Tool Taxonomy
Legal AI tools vary along two independent dimensions — scope and domain — producing four categories that carry distinct risk profiles.
Legal AI tools can be classified along two independent dimensions: scope (what range of tasks the tool addresses) and domain (whether the tool was designed for legal work specifically).
Scope asks: Can this tool do many different kinds of things, or was it built to do one thing well?
Domain asks: Was this tool designed, trained, or specifically configured for legal work?
The classification turns on how the tool was built, not how a user chooses to use it.
TAG
Broad AI, not designed for law
TAL
Legal AI, many tasks
TSG
One function, not legal-specific
TSL
One specific legal task
Click any cell above to expand its description.
TAG Task-Agnostic General
Broad-capability AI tools not designed for any particular professional domain. These tools can generate text, analyze documents, write code, summarize content, and perform many other tasks across all subjects.
Examples: ChatGPT, Claude, Gemini, Microsoft Copilot, Perplexity
License Tiers and Why They Matter
The same TAG tool can present very different risk profiles depending on its license tier, because the terms of service — particularly around data handling, training, and confidentiality — vary dramatically.
Free tier: Highest confidentiality risk. Provider often retains broad rights to use inputs for model training. Generally unsuitable for any client-related information.
Paid individual tier: Reduced but not eliminated risk. Typically offers training opt-out. Terms vary significantly across providers and change frequently.
Enterprise / Education tier: Lowest confidentiality risk among TAG tools. Typically includes contractual data protection commitments (zero-data-retention, no training on inputs). The protective terms exist because the institution negotiated them — verify what your specific agreement covers.
These tiers are generalizations. The specific terms of service for any given tool at any given time govern.
TAL Task-Agnostic Legal
AI tools designed for the legal domain but capable of performing a range of legal tasks — research, drafting, summarization, analysis. Built on top of legal-specific data infrastructure (case law databases, statutory repositories) with features like citation verification, jurisdiction filtering, and retrieval-augmented generation from authoritative legal sources.

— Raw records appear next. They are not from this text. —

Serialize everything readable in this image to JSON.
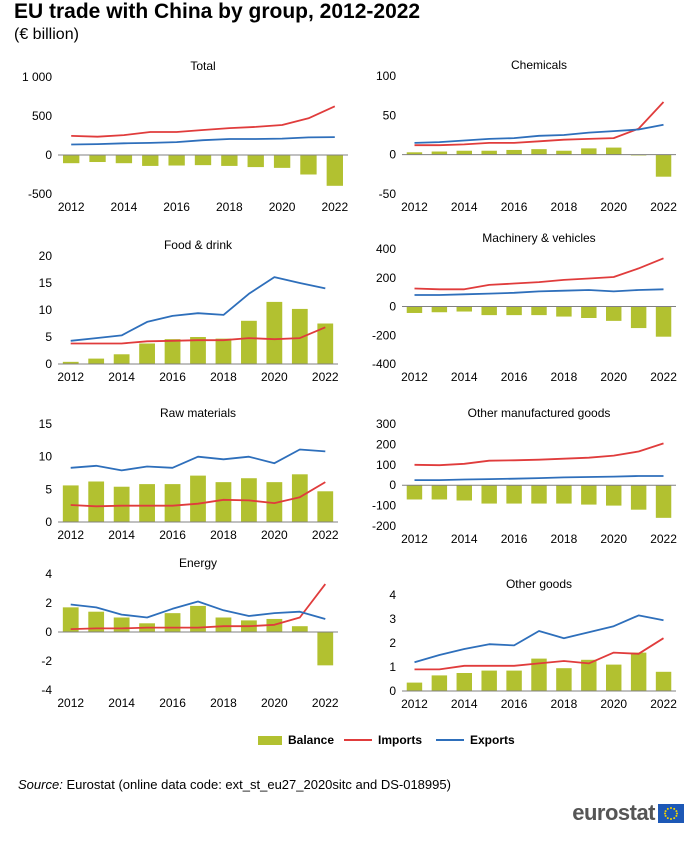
{
  "header": {
    "title": "EU trade with China by group, 2012-2022",
    "subtitle": "(€ billion)"
  },
  "legend": {
    "balance": "Balance",
    "imports": "Imports",
    "exports": "Exports"
  },
  "footer": {
    "source_label": "Source:",
    "source_text": "Eurostat (online data code: ext_st_eu27_2020sitc and DS-018995)",
    "logo_text": "eurostat"
  },
  "colors": {
    "balance": "#b2c130",
    "imports": "#e03c3c",
    "exports": "#2e6fbb",
    "axis": "#808080"
  },
  "chart_data": [
    {
      "type": "bar+line",
      "title": "Total",
      "x": [
        2012,
        2013,
        2014,
        2015,
        2016,
        2017,
        2018,
        2019,
        2020,
        2021,
        2022
      ],
      "xtick_labels": [
        "2012",
        "2014",
        "2016",
        "2018",
        "2020",
        "2022"
      ],
      "ylim": [
        -500,
        1000
      ],
      "yticks": [
        -500,
        0,
        500,
        1000
      ],
      "ytick_labels": [
        "-500",
        "0",
        "500",
        "1 000"
      ],
      "series": [
        {
          "name": "Balance",
          "kind": "bar",
          "values": [
            -105,
            -90,
            -105,
            -140,
            -135,
            -130,
            -140,
            -155,
            -165,
            -250,
            -395
          ]
        },
        {
          "name": "Imports",
          "kind": "line",
          "values": [
            245,
            235,
            255,
            295,
            295,
            320,
            345,
            360,
            385,
            470,
            625
          ]
        },
        {
          "name": "Exports",
          "kind": "line",
          "values": [
            135,
            140,
            150,
            155,
            165,
            190,
            205,
            205,
            210,
            225,
            230
          ]
        }
      ]
    },
    {
      "type": "bar+line",
      "title": "Chemicals",
      "x": [
        2012,
        2013,
        2014,
        2015,
        2016,
        2017,
        2018,
        2019,
        2020,
        2021,
        2022
      ],
      "xtick_labels": [
        "2012",
        "2014",
        "2016",
        "2018",
        "2020",
        "2022"
      ],
      "ylim": [
        -50,
        100
      ],
      "yticks": [
        -50,
        0,
        50,
        100
      ],
      "ytick_labels": [
        "-50",
        "0",
        "50",
        "100"
      ],
      "series": [
        {
          "name": "Balance",
          "kind": "bar",
          "values": [
            3,
            4,
            5,
            5,
            6,
            7,
            5,
            8,
            9,
            -1,
            -28
          ]
        },
        {
          "name": "Imports",
          "kind": "line",
          "values": [
            12,
            12,
            13,
            15,
            15,
            17,
            19,
            20,
            21,
            33,
            67
          ]
        },
        {
          "name": "Exports",
          "kind": "line",
          "values": [
            15,
            16,
            18,
            20,
            21,
            24,
            25,
            28,
            30,
            32,
            38
          ]
        }
      ]
    },
    {
      "type": "bar+line",
      "title": "Food & drink",
      "x": [
        2012,
        2013,
        2014,
        2015,
        2016,
        2017,
        2018,
        2019,
        2020,
        2021,
        2022
      ],
      "xtick_labels": [
        "2012",
        "2014",
        "2016",
        "2018",
        "2020",
        "2022"
      ],
      "ylim": [
        0,
        20
      ],
      "yticks": [
        0,
        5,
        10,
        15,
        20
      ],
      "ytick_labels": [
        "0",
        "5",
        "10",
        "15",
        "20"
      ],
      "series": [
        {
          "name": "Balance",
          "kind": "bar",
          "values": [
            0.4,
            1.0,
            1.8,
            3.8,
            4.6,
            5.0,
            4.7,
            8.0,
            11.5,
            10.2,
            7.5
          ]
        },
        {
          "name": "Imports",
          "kind": "line",
          "values": [
            3.8,
            3.8,
            3.8,
            4.2,
            4.3,
            4.4,
            4.4,
            4.8,
            4.6,
            4.8,
            6.8
          ]
        },
        {
          "name": "Exports",
          "kind": "line",
          "values": [
            4.3,
            4.8,
            5.3,
            7.8,
            8.9,
            9.4,
            9.1,
            13.0,
            16.1,
            15.0,
            14.0
          ]
        }
      ]
    },
    {
      "type": "bar+line",
      "title": "Machinery & vehicles",
      "x": [
        2012,
        2013,
        2014,
        2015,
        2016,
        2017,
        2018,
        2019,
        2020,
        2021,
        2022
      ],
      "xtick_labels": [
        "2012",
        "2014",
        "2016",
        "2018",
        "2020",
        "2022"
      ],
      "ylim": [
        -400,
        400
      ],
      "yticks": [
        -400,
        -200,
        0,
        200,
        400
      ],
      "ytick_labels": [
        "-400",
        "-200",
        "0",
        "200",
        "400"
      ],
      "series": [
        {
          "name": "Balance",
          "kind": "bar",
          "values": [
            -45,
            -40,
            -35,
            -60,
            -60,
            -60,
            -70,
            -80,
            -100,
            -150,
            -210
          ]
        },
        {
          "name": "Imports",
          "kind": "line",
          "values": [
            125,
            120,
            120,
            150,
            160,
            170,
            185,
            195,
            205,
            265,
            335
          ]
        },
        {
          "name": "Exports",
          "kind": "line",
          "values": [
            80,
            80,
            85,
            90,
            95,
            105,
            110,
            115,
            105,
            115,
            120
          ]
        }
      ]
    },
    {
      "type": "bar+line",
      "title": "Raw materials",
      "x": [
        2012,
        2013,
        2014,
        2015,
        2016,
        2017,
        2018,
        2019,
        2020,
        2021,
        2022
      ],
      "xtick_labels": [
        "2012",
        "2014",
        "2016",
        "2018",
        "2020",
        "2022"
      ],
      "ylim": [
        0,
        15
      ],
      "yticks": [
        0,
        5,
        10,
        15
      ],
      "ytick_labels": [
        "0",
        "5",
        "10",
        "15"
      ],
      "series": [
        {
          "name": "Balance",
          "kind": "bar",
          "values": [
            5.6,
            6.2,
            5.4,
            5.8,
            5.8,
            7.1,
            6.1,
            6.7,
            6.1,
            7.3,
            4.7
          ]
        },
        {
          "name": "Imports",
          "kind": "line",
          "values": [
            2.6,
            2.4,
            2.5,
            2.5,
            2.5,
            2.8,
            3.4,
            3.3,
            2.9,
            3.8,
            6.1
          ]
        },
        {
          "name": "Exports",
          "kind": "line",
          "values": [
            8.3,
            8.6,
            7.9,
            8.5,
            8.3,
            10.0,
            9.6,
            10.0,
            9.0,
            11.1,
            10.8
          ]
        }
      ]
    },
    {
      "type": "bar+line",
      "title": "Other manufactured goods",
      "x": [
        2012,
        2013,
        2014,
        2015,
        2016,
        2017,
        2018,
        2019,
        2020,
        2021,
        2022
      ],
      "xtick_labels": [
        "2012",
        "2014",
        "2016",
        "2018",
        "2020",
        "2022"
      ],
      "ylim": [
        -200,
        300
      ],
      "yticks": [
        -200,
        -100,
        0,
        100,
        200,
        300
      ],
      "ytick_labels": [
        "-200",
        "-100",
        "0",
        "100",
        "200",
        "300"
      ],
      "series": [
        {
          "name": "Balance",
          "kind": "bar",
          "values": [
            -70,
            -70,
            -75,
            -90,
            -90,
            -90,
            -90,
            -95,
            -100,
            -120,
            -160
          ]
        },
        {
          "name": "Imports",
          "kind": "line",
          "values": [
            100,
            98,
            105,
            120,
            122,
            125,
            130,
            135,
            145,
            165,
            205
          ]
        },
        {
          "name": "Exports",
          "kind": "line",
          "values": [
            25,
            25,
            28,
            30,
            32,
            35,
            38,
            40,
            42,
            45,
            45
          ]
        }
      ]
    },
    {
      "type": "bar+line",
      "title": "Energy",
      "x": [
        2012,
        2013,
        2014,
        2015,
        2016,
        2017,
        2018,
        2019,
        2020,
        2021,
        2022
      ],
      "xtick_labels": [
        "2012",
        "2014",
        "2016",
        "2018",
        "2020",
        "2022"
      ],
      "ylim": [
        -4,
        4
      ],
      "yticks": [
        -4,
        -2,
        0,
        2,
        4
      ],
      "ytick_labels": [
        "-4",
        "-2",
        "0",
        "2",
        "4"
      ],
      "series": [
        {
          "name": "Balance",
          "kind": "bar",
          "values": [
            1.7,
            1.4,
            1.0,
            0.6,
            1.3,
            1.8,
            1.0,
            0.8,
            0.9,
            0.4,
            -2.3
          ]
        },
        {
          "name": "Imports",
          "kind": "line",
          "values": [
            0.2,
            0.25,
            0.25,
            0.3,
            0.3,
            0.3,
            0.4,
            0.4,
            0.5,
            1.0,
            3.3
          ]
        },
        {
          "name": "Exports",
          "kind": "line",
          "values": [
            1.9,
            1.7,
            1.2,
            1.0,
            1.6,
            2.1,
            1.5,
            1.1,
            1.3,
            1.4,
            0.9
          ]
        }
      ]
    },
    {
      "type": "bar+line",
      "title": "Other goods",
      "x": [
        2012,
        2013,
        2014,
        2015,
        2016,
        2017,
        2018,
        2019,
        2020,
        2021,
        2022
      ],
      "xtick_labels": [
        "2012",
        "2014",
        "2016",
        "2018",
        "2020",
        "2022"
      ],
      "ylim": [
        0,
        4
      ],
      "yticks": [
        0,
        1,
        2,
        3,
        4
      ],
      "ytick_labels": [
        "0",
        "1",
        "2",
        "3",
        "4"
      ],
      "series": [
        {
          "name": "Balance",
          "kind": "bar",
          "values": [
            0.35,
            0.65,
            0.75,
            0.85,
            0.85,
            1.35,
            0.95,
            1.3,
            1.1,
            1.6,
            0.8
          ]
        },
        {
          "name": "Imports",
          "kind": "line",
          "values": [
            0.9,
            0.9,
            1.05,
            1.05,
            1.05,
            1.15,
            1.25,
            1.15,
            1.6,
            1.55,
            2.2
          ]
        },
        {
          "name": "Exports",
          "kind": "line",
          "values": [
            1.2,
            1.5,
            1.75,
            1.95,
            1.9,
            2.5,
            2.2,
            2.45,
            2.7,
            3.15,
            2.95
          ]
        }
      ]
    }
  ]
}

Examples: Lexis+ AI, Westlaw CoCounsel, vLex Vincent AI, Casetext
Key advantages over TAG tools: Stronger citation grounding, legal-specific retrieval pipelines, and institutional data-handling terms designed for law firm and legal department use. Not immune to hallucination, but architecture reduces certain categories of risk.
TSG Task-Specific General
AI tools built to perform a specific task — not for any particular professional domain, but one function done well. Used by lawyers but not designed with legal practice in mind.
Examples: Grammarly (writing assistance), Otter.ai (transcription), Adobe Acrobat AI (PDF summarization), Calendly AI (scheduling), Zoom AI Companion (meeting summaries)
Why this category matters: Lawyers use these tools constantly, often without thinking of them as "AI tools" subject to the same scrutiny as a chatbot. But a meeting transcription tool that processes attorney-client conversations raises confidentiality concerns just as serious as pasting those conversations into ChatGPT. The risks differ in kind (these tools typically do not generate legal analysis, so hallucination is less relevant) but not necessarily in severity.
TSL Task-Specific Legal
AI tools built to perform a specific legal task. The most narrowly scoped tools in the taxonomy — designed for one function within legal practice, using legal-specific training, data, or workflows.
Examples: Spellbook (contract drafting and review), EvenUp (demand letter generation), Clearbrief (brief-writing with automated citation checking), Luminance (due diligence document review)
Key consideration: TSL tools tend to operate within constrained parameters, which can reduce certain risks. However, their narrow scope can also create a false sense of security — users may over-trust outputs precisely because the tool seems authoritative within its lane.
A Note on Boundaries
These categories describe a tool's design, not its ceiling. Some tools resist clean classification:
A TAG tool with a legal-focused custom configuration (e.g., a GPT with a legal prompt library) remains TAG. The underlying model was not trained for legal work; the user has simply steered it.
A TAL tool that adds a contract-review feature might blur into TSL territory for that feature, while remaining TAL overall. Classify by the feature being used when evaluating fitness for a specific task.
When in doubt, classify conservatively — the category that demands more caution from the user.